Sehingga ia mempertanyakan alasan kenaikan biaya perawatan dan biaya operasional yang selalu mengalami kenaikan setiap periode panen, bahkan tak tanggung-tanggung biaya perawatannya naik hingga dua kali lipat, padahal menurutnya lahan yang kelola merupakan lahan yang sama.
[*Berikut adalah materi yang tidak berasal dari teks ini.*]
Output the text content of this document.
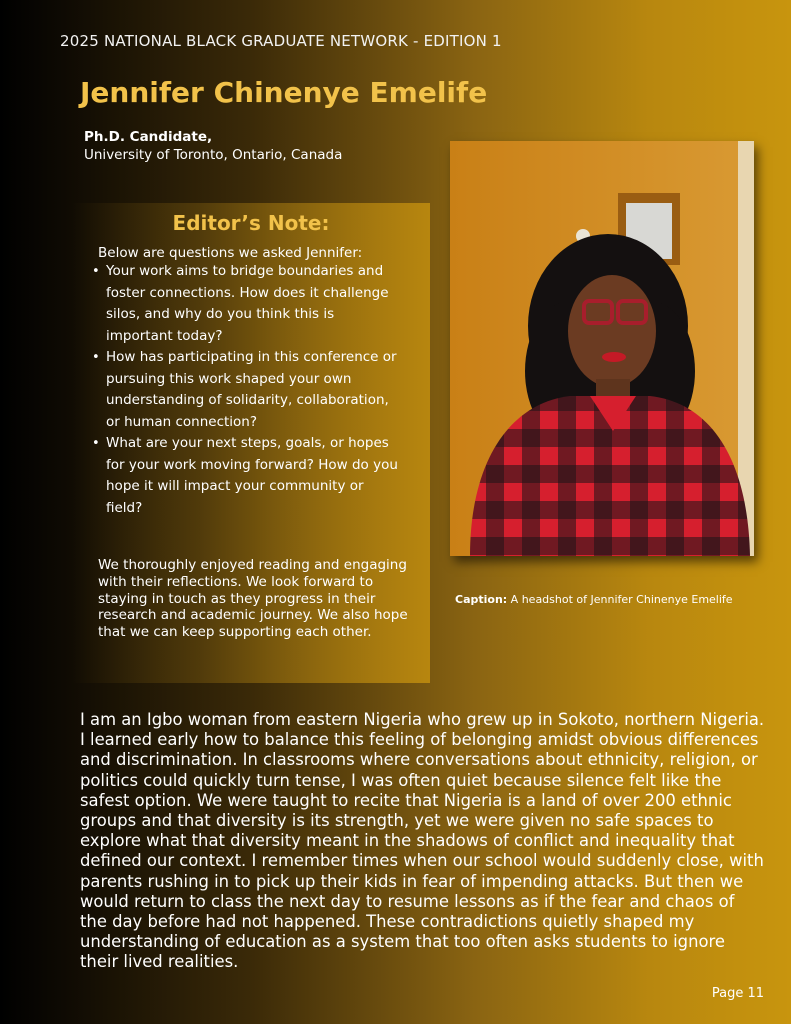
2025 NATIONAL BLACK GRADUATE NETWORK - EDITION 1
Jennifer Chinenye Emelife
Ph.D. Candidate,
University of Toronto, Ontario, Canada
Editor’s Note:
Below are questions we asked Jennifer:
• Your work aims to bridge boundaries and foster connections. How does it challenge silos, and why do you think this is important today?
• How has participating in this conference or pursuing this work shaped your own understanding of solidarity, collaboration, or human connection?
• What are your next steps, goals, or hopes for your work moving forward? How do you hope it will impact your community or field?
We thoroughly enjoyed reading and engaging with their reflections. We look forward to staying in touch as they progress in their research and academic journey. We also hope that we can keep supporting each other.
Caption: A headshot of Jennifer Chinenye Emelife
I am an Igbo woman from eastern Nigeria who grew up in Sokoto, northern Nigeria. I learned early how to balance this feeling of belonging amidst obvious differences and discrimination. In classrooms where conversations about ethnicity, religion, or politics could quickly turn tense, I was often quiet because silence felt like the safest option. We were taught to recite that Nigeria is a land of over 200 ethnic groups and that diversity is its strength, yet we were given no safe spaces to explore what that diversity meant in the shadows of conflict and inequality that defined our context. I remember times when our school would suddenly close, with parents rushing in to pick up their kids in fear of impending attacks. But then we would return to class the next day to resume lessons as if the fear and chaos of the day before had not happened. These contradictions quietly shaped my understanding of education as a system that too often asks students to ignore their lived realities.
Page 11
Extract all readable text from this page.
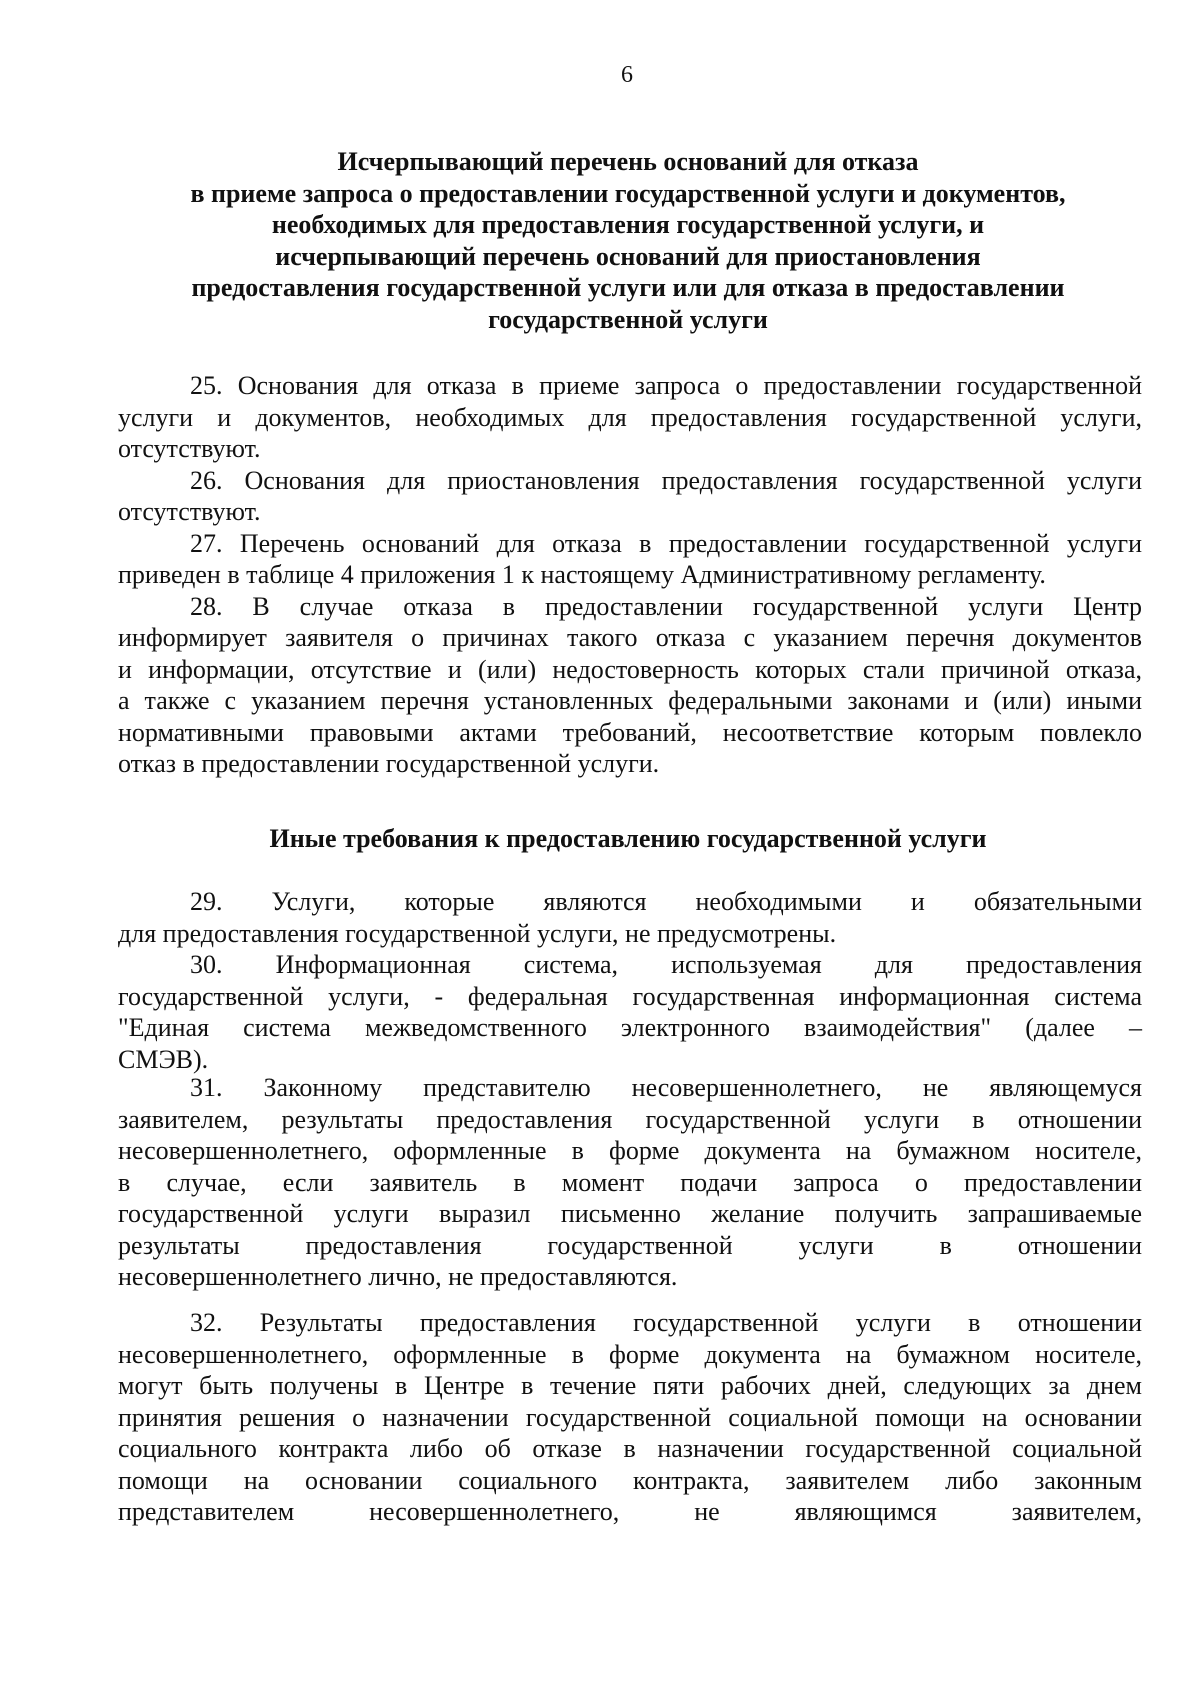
6
Исчерпывающий перечень оснований для отказа
в приеме запроса о предоставлении государственной услуги и документов,
необходимых для предоставления государственной услуги, и
исчерпывающий перечень оснований для приостановления
предоставления государственной услуги или для отказа в предоставлении
государственной услуги
25. Основания для отказа в приеме запроса о предоставлении государственной
услуги и документов, необходимых для предоставления государственной услуги,
отсутствуют.
26. Основания для приостановления предоставления государственной услуги
отсутствуют.
27. Перечень оснований для отказа в предоставлении государственной услуги
приведен в таблице 4 приложения 1 к настоящему Административному регламенту.
28. В случае отказа в предоставлении государственной услуги Центр
информирует заявителя о причинах такого отказа с указанием перечня документов
и информации, отсутствие и (или) недостоверность которых стали причиной отказа,
а также с указанием перечня установленных федеральными законами и (или) иными
нормативными правовыми актами требований, несоответствие которым повлекло
отказ в предоставлении государственной услуги.
Иные требования к предоставлению государственной услуги
29. Услуги, которые являются необходимыми и обязательными
для предоставления государственной услуги, не предусмотрены.
30. Информационная система, используемая для предоставления
государственной услуги, - федеральная государственная информационная система
"Единая система межведомственного электронного взаимодействия" (далее –
СМЭВ).
31. Законному представителю несовершеннолетнего, не являющемуся
заявителем, результаты предоставления государственной услуги в отношении
несовершеннолетнего, оформленные в форме документа на бумажном носителе,
в случае, если заявитель в момент подачи запроса о предоставлении
государственной услуги выразил письменно желание получить запрашиваемые
результаты предоставления государственной услуги в отношении
несовершеннолетнего лично, не предоставляются.
32. Результаты предоставления государственной услуги в отношении
несовершеннолетнего, оформленные в форме документа на бумажном носителе,
могут быть получены в Центре в течение пяти рабочих дней, следующих за днем
принятия решения о назначении государственной социальной помощи на основании
социального контракта либо об отказе в назначении государственной социальной
помощи на основании социального контракта, заявителем либо законным
представителем несовершеннолетнего, не являющимся заявителем,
"Yang kami temui adalah uang biaya pemeliharaan terkait dengan lahan sawit dan biaya operasional lahan sawit itu cukup besar, bahkan dia setiap periode itu naik terus, kenapa kalau lahannya tetap sama, kenapa sampai dengan biaya iin naik terus setiap waktu, bahkan dua kali lipat, sekarang sudah mencapai 900 juta per September ini." Terangnya.

Lanjut disampai bahwa akibat dari kejadian ini masyarakat telah melakukan pemalangan secara total di kantor dan pabrik kelapa sawit milik PT. ACP di wilayah Muting pada tanggal 8 November 2022, yang mana pemalangan ini dilakukan berdasarkan surat kesepakatan bersama antara PT. ACP dan Marga yang memberikan ruang eksklusif kepada masyarakat untuk melakukan pemalangan apabila tidak ditemukan kesepakatan dalam penyelesaian permasalahan.

Menurut Rudi bahwa akibat dari kejadian ini, klien nya mengalami kerugian hingga puluhan miliar rupiah, sehingga ia meminta kepada pihak berwajib untuk dapat menindaklanjuti laporan tersebut sesuai dengan ketentuan hukum yang berlaku.